In any case, times have changed. Over the course of four decades, the RMG industry has developed and grown, taking over second place in the world’s production. With that capacity has come the fact that an increasing number of factories have gone “green” or are in the process of doing so, providing top-notch manufacturing techniques that can—and are in fact—competing with those from other nations to capture a larger share of the Japanese garment market.
Of course, China, which has a stake of around 53%, is the biggest contributor to the Japanese market. Japan is currently aggressively pursuing a China+1 policy, whereby there is interest in moving away from this overwhelmingly dependent relationship with China in terms of procuring RMG products as a result of recent changes in policies.
Although there are many growth opportunities, there is still much to be done on the policy front. It would surely help if Bangladeshi politicians could secure Japan’s commitment to the ‘most preferred nation’ designation. A free trade agreement (FTA) between Bangladesh and Japan is also being discussed. These would strengthen the apparel industry if they came to pass.
Due to the country’s strict regulations, major RMG producers have historically avoided the Japanese market. However, some businesses have made the effort and are seeing success. According to some industry insiders, it takes time and patience to achieve the degree of efficiency that Japanese buyers want, and it all comes down to mindset.

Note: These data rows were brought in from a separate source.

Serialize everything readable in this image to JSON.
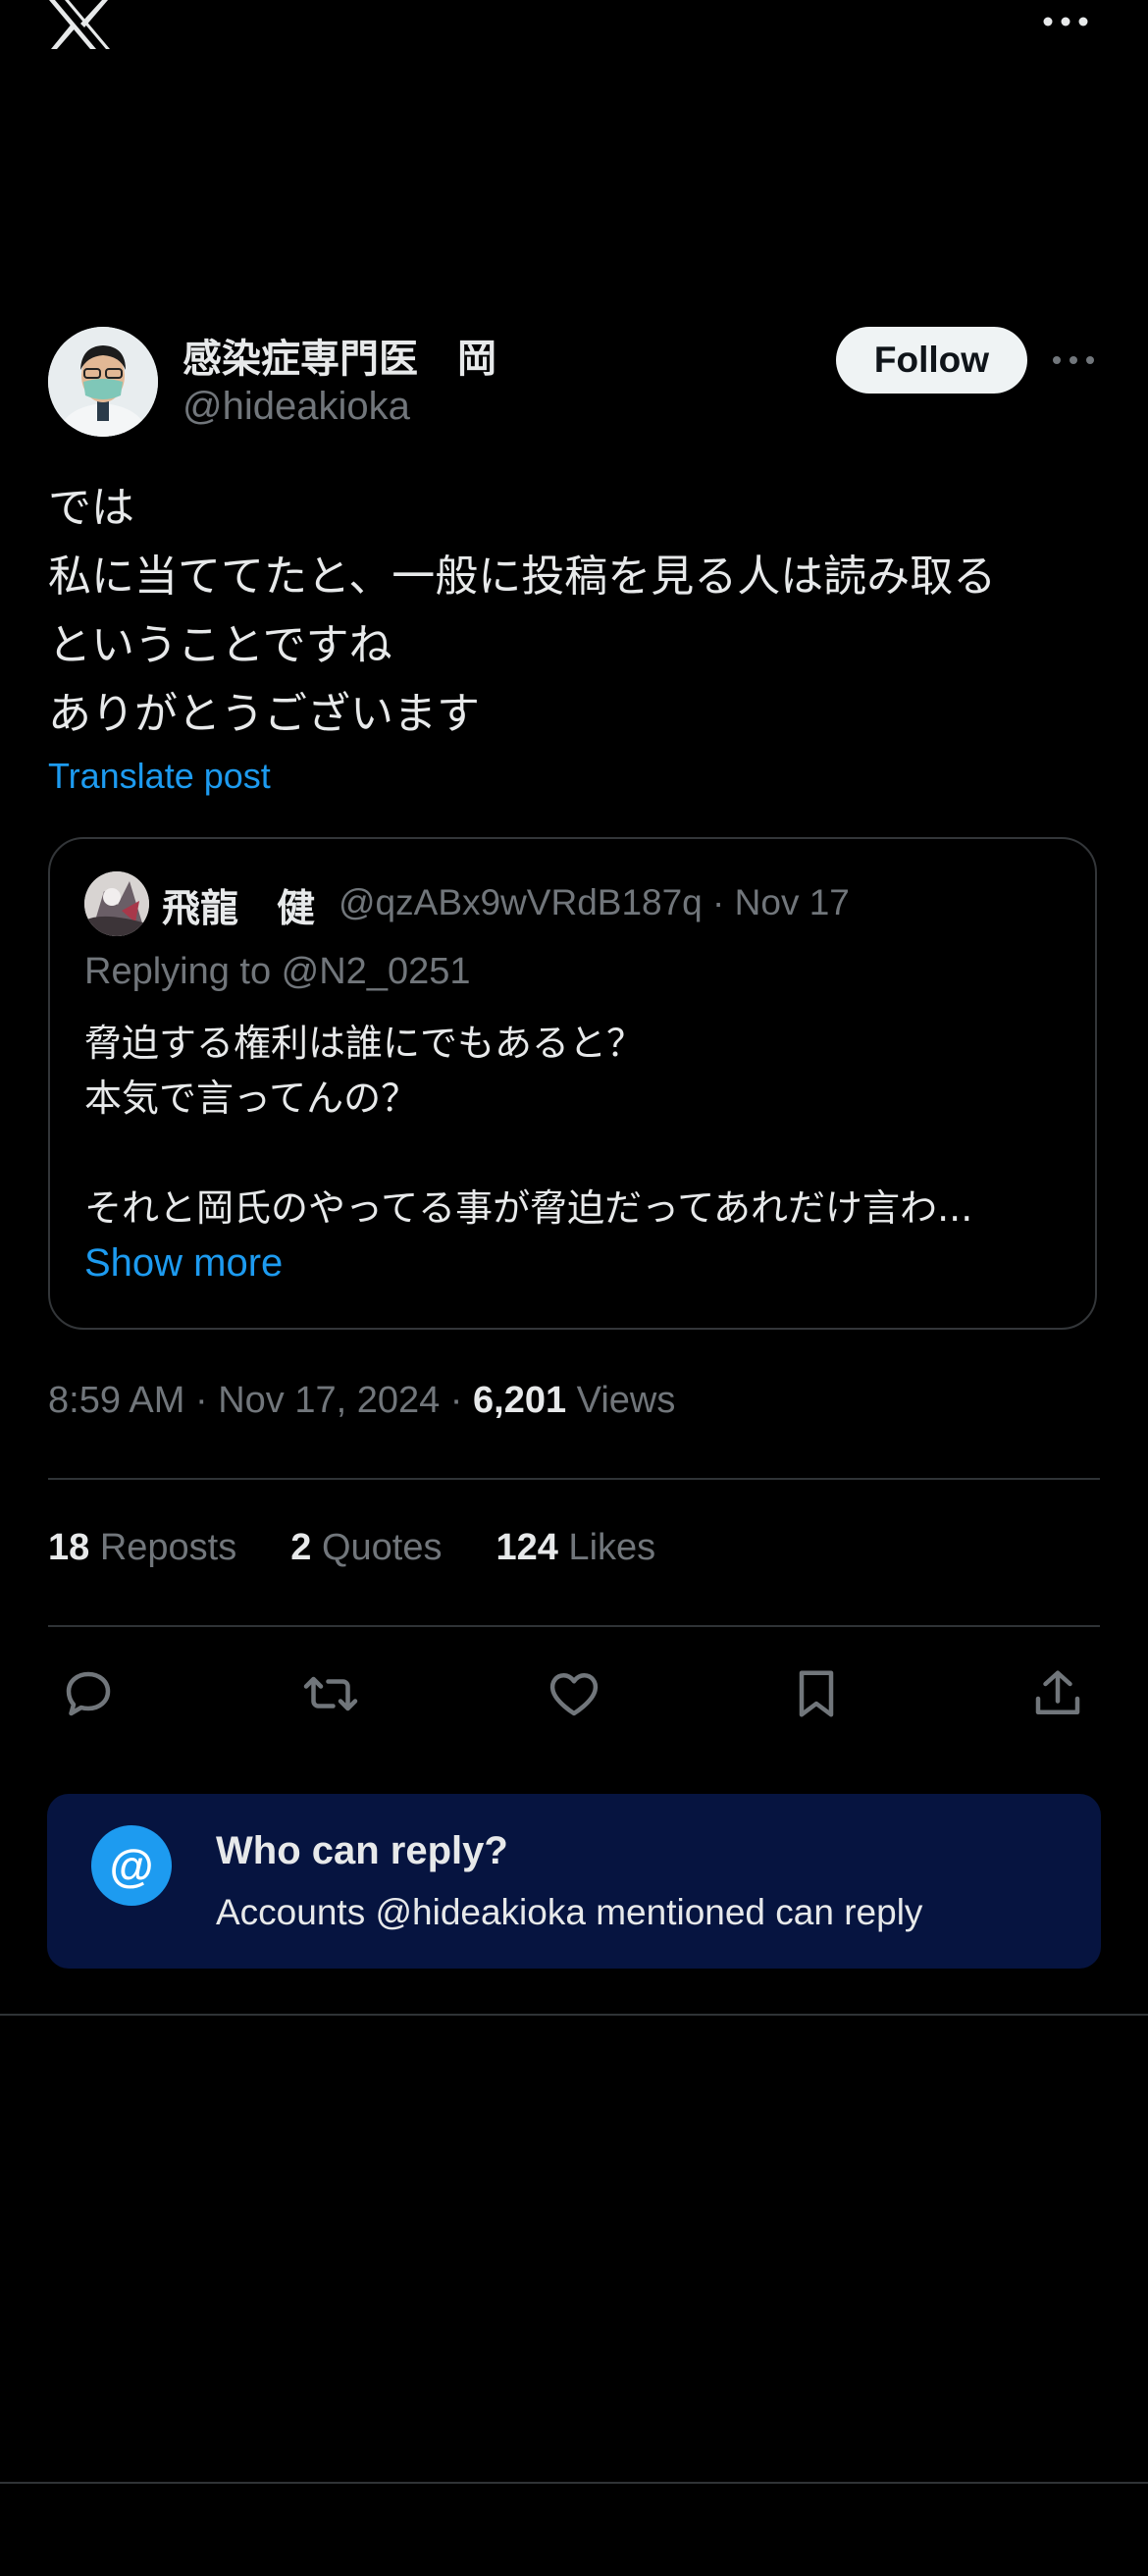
{
  "header": {
    "logo_icon": "x-logo-icon",
    "more_icon": "more-horizontal-icon"
  },
  "post": {
    "author_name": "感染症専門医　岡",
    "author_handle": "@hideakioka",
    "follow_label": "Follow",
    "body_lines": [
      "では",
      "私に当ててたと、一般に投稿を見る人は読み取る",
      "ということですね",
      "ありがとうございます"
    ],
    "translate_label": "Translate post"
  },
  "quote": {
    "author_name": "飛龍　健",
    "meta": "@qzABx9wVRdB187q · Nov 17",
    "replying_to": "Replying to @N2_0251",
    "body_lines": [
      "脅迫する権利は誰にでもあると？",
      "本気で言ってんの？",
      "",
      "それと岡氏のやってる事が脅迫だってあれだけ言わ..."
    ],
    "show_more_label": "Show more"
  },
  "meta": {
    "time_date": "8:59 AM · Nov 17, 2024 · ",
    "views_count": "6,201",
    "views_label": " Views"
  },
  "stats": {
    "reposts_count": "18",
    "reposts_label": " Reposts",
    "quotes_count": "2",
    "quotes_label": " Quotes",
    "likes_count": "124",
    "likes_label": " Likes"
  },
  "actions": [
    "reply-icon",
    "repost-icon",
    "like-icon",
    "bookmark-icon",
    "share-icon"
  ],
  "who_can_reply": {
    "icon": "@",
    "title": "Who can reply?",
    "subtitle": "Accounts @hideakioka mentioned can reply"
  },
  "colors": {
    "accent": "#1d9bf0",
    "background": "#000000",
    "muted": "#71767b",
    "banner": "#061440"
  }
}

Bangladeshi businesses must work to achieve the level of efficiency, low waste, and quality needed to enter that market because the Japanese will not change their regulations to accommodate them.

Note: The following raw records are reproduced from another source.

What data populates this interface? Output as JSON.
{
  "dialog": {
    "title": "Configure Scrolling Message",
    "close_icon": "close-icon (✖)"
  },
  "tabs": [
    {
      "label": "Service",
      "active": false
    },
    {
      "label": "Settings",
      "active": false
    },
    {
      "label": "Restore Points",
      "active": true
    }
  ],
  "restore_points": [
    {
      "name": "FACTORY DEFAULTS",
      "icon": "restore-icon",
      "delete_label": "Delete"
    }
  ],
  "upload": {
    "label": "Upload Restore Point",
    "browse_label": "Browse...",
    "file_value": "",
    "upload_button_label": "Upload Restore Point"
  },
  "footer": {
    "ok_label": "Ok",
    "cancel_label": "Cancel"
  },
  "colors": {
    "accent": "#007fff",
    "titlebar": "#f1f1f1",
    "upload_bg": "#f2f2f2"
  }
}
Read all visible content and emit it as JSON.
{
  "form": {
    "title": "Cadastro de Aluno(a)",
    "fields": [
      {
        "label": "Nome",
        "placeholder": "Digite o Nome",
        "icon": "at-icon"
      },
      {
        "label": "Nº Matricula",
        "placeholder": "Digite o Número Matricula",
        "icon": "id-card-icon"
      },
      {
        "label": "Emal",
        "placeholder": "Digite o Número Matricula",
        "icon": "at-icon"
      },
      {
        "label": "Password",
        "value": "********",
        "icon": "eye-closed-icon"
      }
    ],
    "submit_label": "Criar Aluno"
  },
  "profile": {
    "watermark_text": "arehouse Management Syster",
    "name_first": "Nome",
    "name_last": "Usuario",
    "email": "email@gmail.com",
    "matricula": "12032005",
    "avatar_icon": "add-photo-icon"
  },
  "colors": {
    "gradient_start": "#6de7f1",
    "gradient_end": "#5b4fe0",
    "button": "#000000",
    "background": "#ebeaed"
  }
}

The top body of clothing makers, BGMEA (Bangladesh Garments Makers’ Export Association), has been doing its share to move things along, looking beyond what the government can or should be doing to enable trade pacts or status to support the industry.

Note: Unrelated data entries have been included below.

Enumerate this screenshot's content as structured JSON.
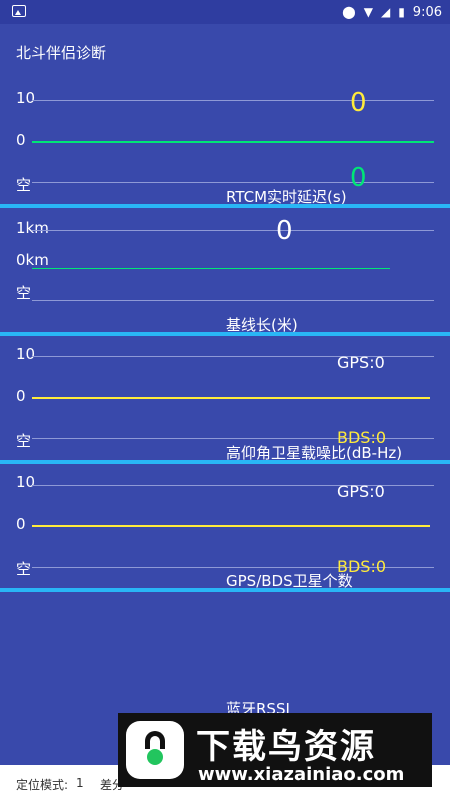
{
  "status_bar": {
    "time": "9:06",
    "icons": [
      "image-icon",
      "location-icon",
      "wifi-icon",
      "signal-icon",
      "battery-charging-icon"
    ]
  },
  "app": {
    "title": "北斗伴侣诊断"
  },
  "panels": {
    "rtcm": {
      "caption": "RTCM实时延迟(s)",
      "y_labels": [
        "10",
        "0",
        "空"
      ],
      "value_primary": "0",
      "value_secondary": "0",
      "colors": {
        "primary": "#ffeb3b",
        "secondary": "#00e676",
        "line": "#00e676"
      }
    },
    "baseline": {
      "caption": "基线长(米)",
      "y_labels": [
        "1km",
        "0km",
        "空"
      ],
      "value": "0",
      "colors": {
        "line": "#00e676",
        "value": "#ffffff"
      }
    },
    "elevation_snr": {
      "caption": "高仰角卫星载噪比(dB-Hz)",
      "y_labels": [
        "10",
        "0",
        "空"
      ],
      "gps_label": "GPS:0",
      "bds_label": "BDS:0",
      "colors": {
        "gps": "#ffffff",
        "bds": "#ffeb3b",
        "line": "#ffeb3b"
      }
    },
    "sat_count": {
      "caption": "GPS/BDS卫星个数",
      "y_labels": [
        "10",
        "0",
        "空"
      ],
      "gps_label": "GPS:0",
      "bds_label": "BDS:0",
      "colors": {
        "gps": "#ffffff",
        "bds": "#ffeb3b",
        "line": "#ffeb3b"
      }
    },
    "bluetooth": {
      "caption": "蓝牙RSSI"
    }
  },
  "footer": {
    "positioning_mode_label": "定位模式:",
    "positioning_mode_value": "1",
    "diff_label": "差分"
  },
  "watermark": {
    "title": "下载鸟资源",
    "url": "www.xiazainiao.com"
  },
  "colors": {
    "background": "#3949ab",
    "separator": "#29b6f6",
    "gridline": "#8e99d6"
  }
}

Last year, BGMEA organised a “Made in Bangladesh” event to demonstrate to foreign clients how far the RMG sector had advanced in terms of quality and the economies-of-scale on offer that couple quality and affordability. The idea was to make Bangladesh seem like an obvious place to find RMG goods. Through seminars, the event successfully showcased to foreign clients and potential buyers the changes that have occurred in the industry over the past ten years.
In the same interview, Ashraf said that now we intend to organise events in foreign countries where customers reside since not all customers travel to Bangladesh. He believes they will be interested in visiting the nation after learning more about what the regional manufacturing sector offers. According to this itinerary, they will first visit Australia before travelling to Japan and South Korea as scheduled.
In order to achieve diversity in both export markets and product lines, Bangladesh must be able to obtain duty-free access for T&C (textile and clothing) items to markets such as Japan and elsewhere. As such, this should be a top policy priority for the government over the next few years.
Anup Sinha is a researcher and freelance columnist specializing in South Asian Affairs with a particular focus on the Rohingya issue, India-Bangladesh relations, water sharing, etc. He has an MSS degree in International Relations from the University of Dhaka.